If he wins a second term, Mr. Biden wants to cut emissions from steel, cement and other heavy industries that have never had to cut their global warming emissions.
But a string of recent Supreme Court losses could make it harder for the EPA to follow through on those plans.
“There’s been a steady erosion of environmental law,” said Patrick Parenteau, an environmental law expert at Vermont Law School. “These decisions mean that Biden, if he gets a second term, won’t be able to do much else about the environment, particularly the climate.”
Christine Todd Whitman, a Republican and former New Jersey governor who served as EPA administrator during the George W. Bush administration, said environmental regulations can sometimes go too far and have had to be tempered by the courts. But he said he sees the Supreme Court’s recent rulings as a troubling new precedent.
“What this activist conservative court is doing now, which really upsets me, is trying to implement a political agenda,” Ms. Whitman said. “They’re looking for an opportunity to make a statement. And it bypasses and undermines the agencies. It’s like they’re taking the attitude that all regulations are bad and we’re going to stop them all before they go too far.”
This will have detrimental consequences, he said.
“If you don’t have clean air to breathe and water to drink, it’s going to cost a lot,” Ms Whitman said. “This is putting a lot of people’s lives at risk.”
For example, the court’s decision to limit the EPA’s authority to regulate wetlands and so-called ephemeral streams means that about half of the nation’s wetlands could be polluted or drained without federal sanction, potentially harming thousands of plant and animal species. What’s more, new research has shown that the court’s decision also makes major US river basins vulnerable to pollution.
Carrie Severino, president of the Judicial Crisis Network, said in a statement that the legal decisions properly shift power over decisions with a large financial impact from the executive branch to the legislature.
“For too long, reckless bureaucrats in D.C. have imposed destructive regulations that hurt farmers, fishermen and countless small business owners already struggling to survive in our global economy, and the Supreme Court has an opportunity to restore accountability to this procedure. putting power back in the hands of Congress where it belongs,” he said.
On that last point, environmentalists and conservatives say they agree: If the federal government wants to protect the environment, Congress should update existing laws and pass new legislation.

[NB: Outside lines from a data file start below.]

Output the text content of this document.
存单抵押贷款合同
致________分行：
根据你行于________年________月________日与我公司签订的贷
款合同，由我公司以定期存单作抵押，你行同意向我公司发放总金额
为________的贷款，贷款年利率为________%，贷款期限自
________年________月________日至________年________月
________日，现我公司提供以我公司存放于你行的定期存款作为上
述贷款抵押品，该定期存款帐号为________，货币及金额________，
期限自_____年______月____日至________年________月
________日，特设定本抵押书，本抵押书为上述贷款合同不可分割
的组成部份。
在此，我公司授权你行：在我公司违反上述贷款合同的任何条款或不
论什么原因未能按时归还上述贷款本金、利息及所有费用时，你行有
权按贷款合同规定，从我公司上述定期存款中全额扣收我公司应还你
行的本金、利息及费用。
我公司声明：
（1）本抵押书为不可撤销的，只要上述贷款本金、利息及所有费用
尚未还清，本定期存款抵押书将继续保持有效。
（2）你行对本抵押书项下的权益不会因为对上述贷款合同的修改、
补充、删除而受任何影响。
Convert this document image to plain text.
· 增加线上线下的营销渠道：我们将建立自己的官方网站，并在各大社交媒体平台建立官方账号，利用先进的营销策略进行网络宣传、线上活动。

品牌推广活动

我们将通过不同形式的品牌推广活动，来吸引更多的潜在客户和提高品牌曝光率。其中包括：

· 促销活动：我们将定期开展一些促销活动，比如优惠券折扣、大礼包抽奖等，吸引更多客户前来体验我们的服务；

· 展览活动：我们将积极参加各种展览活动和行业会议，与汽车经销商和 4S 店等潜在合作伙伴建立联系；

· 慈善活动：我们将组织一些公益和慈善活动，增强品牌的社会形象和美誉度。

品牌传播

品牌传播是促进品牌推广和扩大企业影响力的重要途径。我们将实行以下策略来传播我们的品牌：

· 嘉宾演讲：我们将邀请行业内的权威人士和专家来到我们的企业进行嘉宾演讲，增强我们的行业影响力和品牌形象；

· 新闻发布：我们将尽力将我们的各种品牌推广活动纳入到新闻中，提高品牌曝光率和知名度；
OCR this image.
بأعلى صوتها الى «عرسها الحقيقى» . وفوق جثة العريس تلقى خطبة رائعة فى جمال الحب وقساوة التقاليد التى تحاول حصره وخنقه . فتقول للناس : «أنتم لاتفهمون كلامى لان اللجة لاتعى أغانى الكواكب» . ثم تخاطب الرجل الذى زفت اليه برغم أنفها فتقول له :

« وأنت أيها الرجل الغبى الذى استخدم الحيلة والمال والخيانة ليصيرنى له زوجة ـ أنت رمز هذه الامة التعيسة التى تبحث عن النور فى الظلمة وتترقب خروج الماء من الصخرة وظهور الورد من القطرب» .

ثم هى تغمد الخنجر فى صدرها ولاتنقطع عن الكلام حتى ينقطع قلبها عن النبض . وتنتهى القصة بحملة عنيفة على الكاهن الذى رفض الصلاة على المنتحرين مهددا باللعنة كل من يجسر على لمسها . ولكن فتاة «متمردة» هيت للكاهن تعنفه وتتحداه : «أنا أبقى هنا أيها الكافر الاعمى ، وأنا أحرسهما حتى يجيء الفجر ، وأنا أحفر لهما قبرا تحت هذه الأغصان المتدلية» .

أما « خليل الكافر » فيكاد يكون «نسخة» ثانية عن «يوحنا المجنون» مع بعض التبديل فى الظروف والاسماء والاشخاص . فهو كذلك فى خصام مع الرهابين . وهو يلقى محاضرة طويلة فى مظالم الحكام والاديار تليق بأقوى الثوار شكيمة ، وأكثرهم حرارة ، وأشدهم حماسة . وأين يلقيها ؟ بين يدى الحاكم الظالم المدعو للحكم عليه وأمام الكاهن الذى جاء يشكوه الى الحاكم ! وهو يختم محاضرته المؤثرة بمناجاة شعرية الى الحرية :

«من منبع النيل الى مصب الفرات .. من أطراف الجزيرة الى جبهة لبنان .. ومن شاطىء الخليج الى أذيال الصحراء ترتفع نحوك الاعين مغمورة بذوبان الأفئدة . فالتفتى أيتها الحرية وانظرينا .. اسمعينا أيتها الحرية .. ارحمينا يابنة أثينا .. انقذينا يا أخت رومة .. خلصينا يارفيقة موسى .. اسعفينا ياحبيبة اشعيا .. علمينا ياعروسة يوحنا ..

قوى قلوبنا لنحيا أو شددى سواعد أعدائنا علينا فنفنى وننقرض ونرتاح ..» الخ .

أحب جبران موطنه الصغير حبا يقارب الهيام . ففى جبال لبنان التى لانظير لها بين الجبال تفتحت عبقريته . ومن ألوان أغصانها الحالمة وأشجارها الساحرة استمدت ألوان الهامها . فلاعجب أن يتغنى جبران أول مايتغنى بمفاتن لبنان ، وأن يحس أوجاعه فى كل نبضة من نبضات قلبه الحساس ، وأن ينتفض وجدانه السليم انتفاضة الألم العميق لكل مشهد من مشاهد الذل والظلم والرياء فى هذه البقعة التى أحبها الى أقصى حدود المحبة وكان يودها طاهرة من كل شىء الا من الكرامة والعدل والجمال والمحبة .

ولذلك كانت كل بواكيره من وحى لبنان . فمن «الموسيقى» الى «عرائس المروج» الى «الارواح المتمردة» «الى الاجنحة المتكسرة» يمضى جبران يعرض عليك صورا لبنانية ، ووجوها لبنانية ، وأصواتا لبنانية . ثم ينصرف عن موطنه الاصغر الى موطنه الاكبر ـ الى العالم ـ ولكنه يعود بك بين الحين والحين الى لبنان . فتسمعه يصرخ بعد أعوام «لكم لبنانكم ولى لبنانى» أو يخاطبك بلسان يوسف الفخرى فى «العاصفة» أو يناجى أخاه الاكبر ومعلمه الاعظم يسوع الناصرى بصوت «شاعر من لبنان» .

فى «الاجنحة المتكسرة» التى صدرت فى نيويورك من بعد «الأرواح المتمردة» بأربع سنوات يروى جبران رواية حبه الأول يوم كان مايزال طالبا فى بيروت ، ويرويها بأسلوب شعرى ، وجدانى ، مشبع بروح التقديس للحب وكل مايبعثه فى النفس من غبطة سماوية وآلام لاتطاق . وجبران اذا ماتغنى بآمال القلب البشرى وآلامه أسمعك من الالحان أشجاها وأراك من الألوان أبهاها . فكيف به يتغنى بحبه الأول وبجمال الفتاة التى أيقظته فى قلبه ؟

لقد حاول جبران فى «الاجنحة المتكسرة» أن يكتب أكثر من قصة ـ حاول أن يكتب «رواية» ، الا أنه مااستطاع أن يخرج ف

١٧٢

The nation’s foundational environmental laws, the Clean Air Act and the Clean Water Act, were both written more than 50 years ago, before the effects of climate change and a global economy reshaped the environmental and economic landscape. .
Since then, Congress has passed a major piece of legislation to address climate change, the Inflation Reduction Act of 2022. It includes more than $370 billion in incentives for clean energy technologies, including wind and solar power and electric vehicles. Climate experts call it a strong first step in reducing the country’s emissions, but say much more is needed to be completely phased out over the next 25 years.
“Agencies for more than 30 years have needed to use old, existing laws to deal with new environmental problems,” said Michael Gerrard, director of the Sabin Center for Climate Change Law at Columbia University. “And this new court now makes it extremely difficult. Unless Congress is extremely specific, the agencies cannot act. But because Congress is largely deadlocked, that in turn freezes what they can do.”